Ex-guard frees dozens of hostages in Manila mall
Manila, Philippines — A recently dismissed security guard freed dozens of hostages and was subdued by police after walking out of a shopping mall in the Philippine capital on Monday, ending a daylong hostage crisis in an upscale commercial district near the police and military headquarters, officials said.
The former guard at the Greenhills shopping center, identified by police as Archie Paray, left the mall in San Juan City in metropolitan Manila with the remaining hostages, who were then secured by police. Several others had managed to escape earlier, police said.
“Everyone is in shock, very traumatized. We’ll have to give them time to recover,” said San Juan Mayor Francis Zamora, who ordered an investigation, including into how the suspect was able to enter the mall with a pistol and grenades.
Instead of being immediately arrested, the suspect was allowed to speak for several minutes to journalists and authorities to describe his grievances against his former bosses, whom he accused of corruption and abuse, before police approached and subdued him.
Zamora said the suspect had a pistol with him when he walked down from a second-floor administrative office where he had held dozens of hostages, many of them mall employees. Other people hid in nearby offices and hallways and escaped in batches, he said.
There were between 60 and 70 hostages and people who were trapped in the mall by the standoff, Zamora said.
“I’m very thankful that everything ended up peacefully,” said the mayor, who negotiated with the hostage-taker to give up his weapons and guaranteed his safety shortly before the crisis ended.

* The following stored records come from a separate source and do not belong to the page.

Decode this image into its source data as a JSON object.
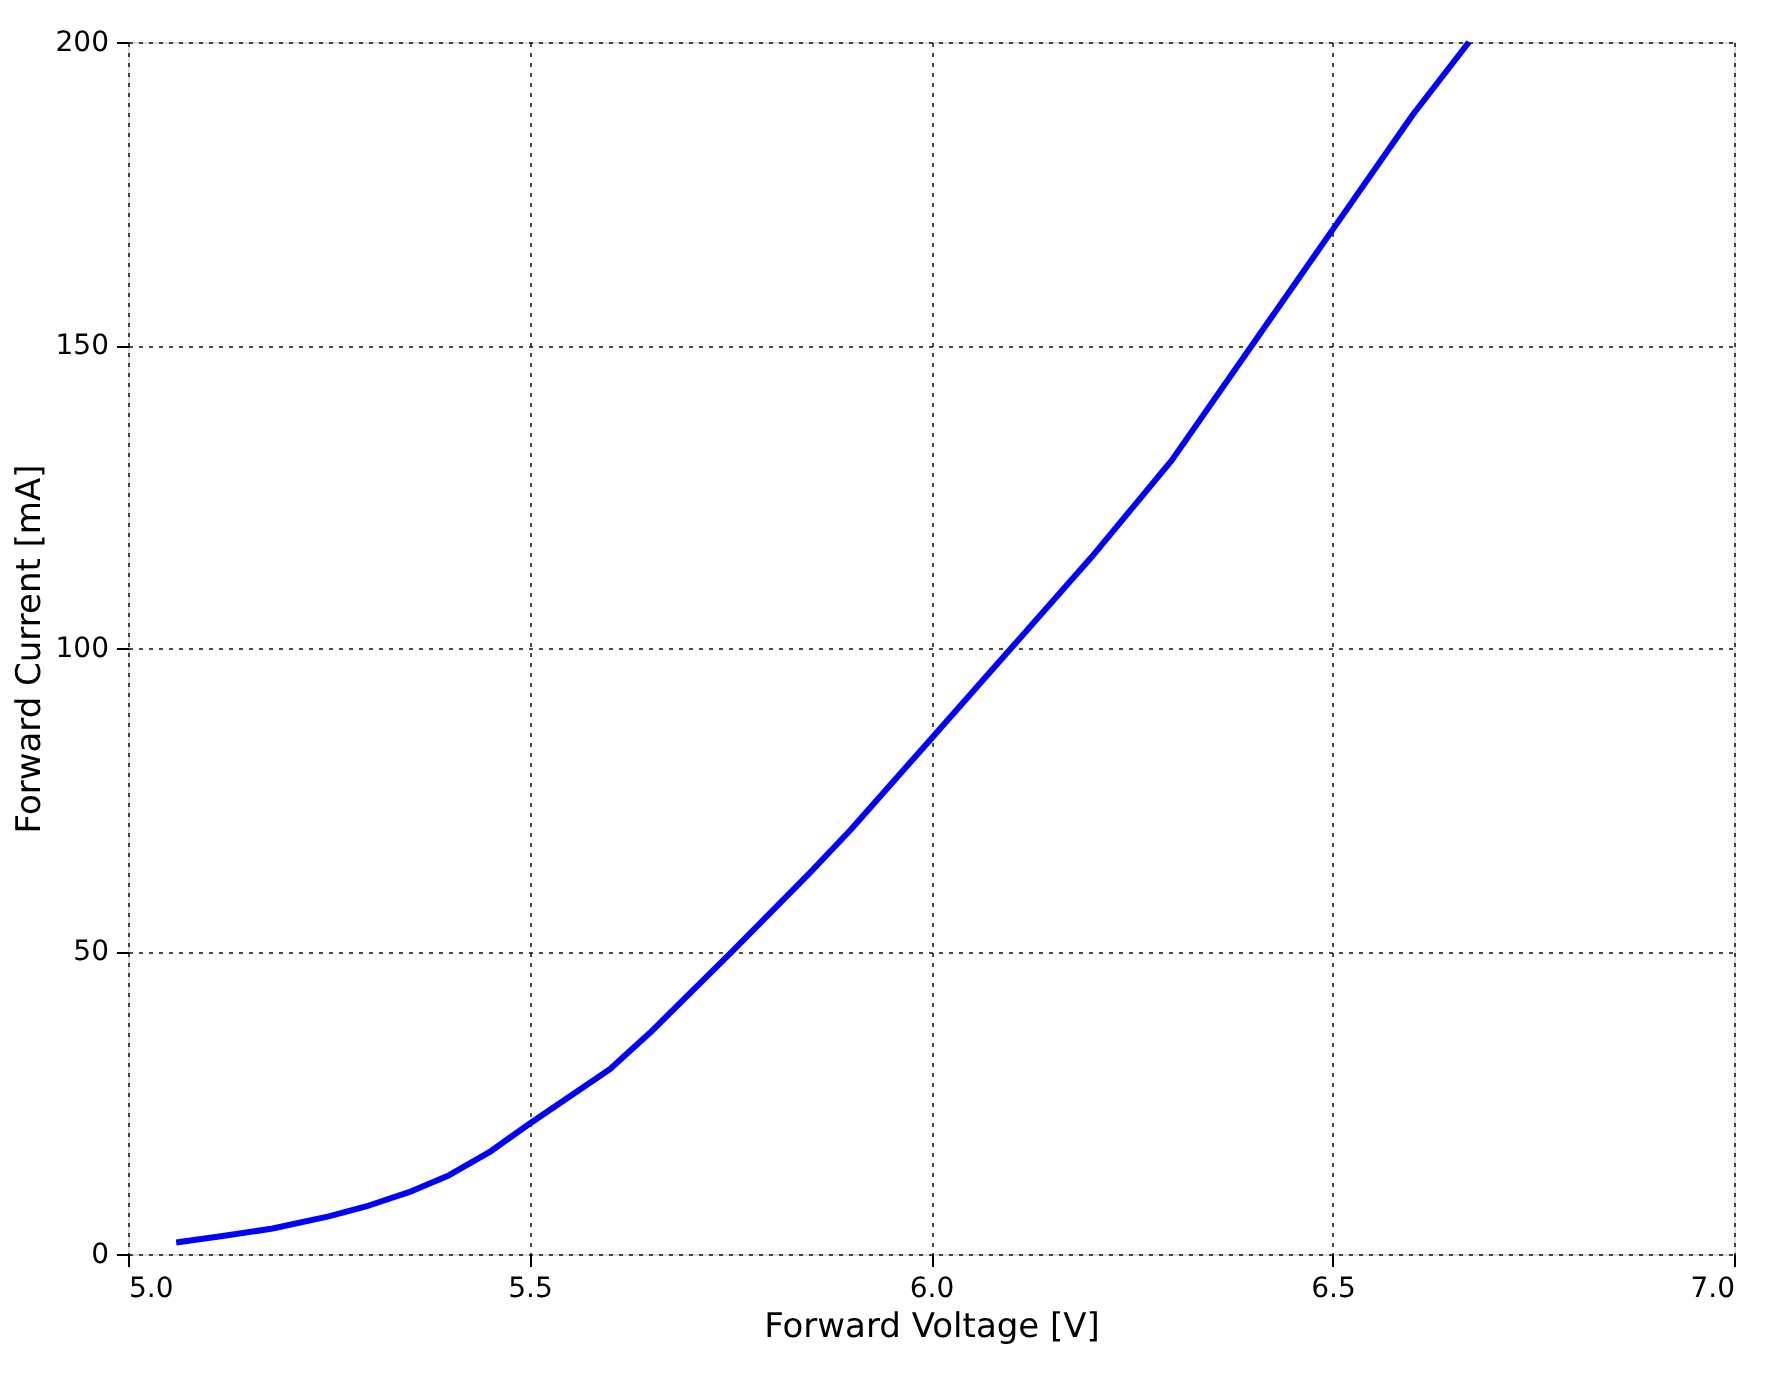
{
  "chart_data": {
    "type": "line",
    "xlabel": "Forward Voltage [V]",
    "ylabel": "Forward Current [mA]",
    "x": [
      5.06,
      5.12,
      5.18,
      5.25,
      5.3,
      5.35,
      5.4,
      5.45,
      5.5,
      5.6,
      5.65,
      5.75,
      5.85,
      5.9,
      6.0,
      6.1,
      6.2,
      6.25,
      6.3,
      6.4,
      6.5,
      6.6,
      6.67
    ],
    "series": [
      {
        "color": "#0000ff",
        "values": [
          1.9,
          3.0,
          4.2,
          6.2,
          8.0,
          10.2,
          13.0,
          16.8,
          21.5,
          30.5,
          36.5,
          49.6,
          63,
          70,
          85,
          100,
          115,
          123,
          131,
          150,
          169,
          188,
          200
        ]
      }
    ],
    "xlim": [
      5.0,
      7.0
    ],
    "xticks": [
      {
        "value": 5.0,
        "label": "5.0"
      },
      5.5,
      {
        "value": 6.0,
        "label": "6.0"
      },
      6.5,
      {
        "value": 7.0,
        "label": "7.0"
      }
    ],
    "ylim": [
      0,
      200
    ],
    "yticks": [
      0,
      50,
      100,
      150,
      200
    ],
    "grid": true,
    "marker": "none",
    "line_style": "solid"
  }
}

“He was asking if it’s the cemetery or prison and I told him, Archie, you’re safe,” Zamora said.
The gunman shot and wounded a security officer at the V-Mall, part of the Greenhills complex, before he rushed to the second floor and took the hostages, Zamora said. The mall officer was in stable condition at a nearby hospital.
The hostage taker was dismissed after abandoning his job in recent weeks without notifying management, Zamora said.
The suspect later used his cellphone to deliver a message to the guards and the media, expressing his anger over a change in his work hours and accusing some of his superiors of corruption.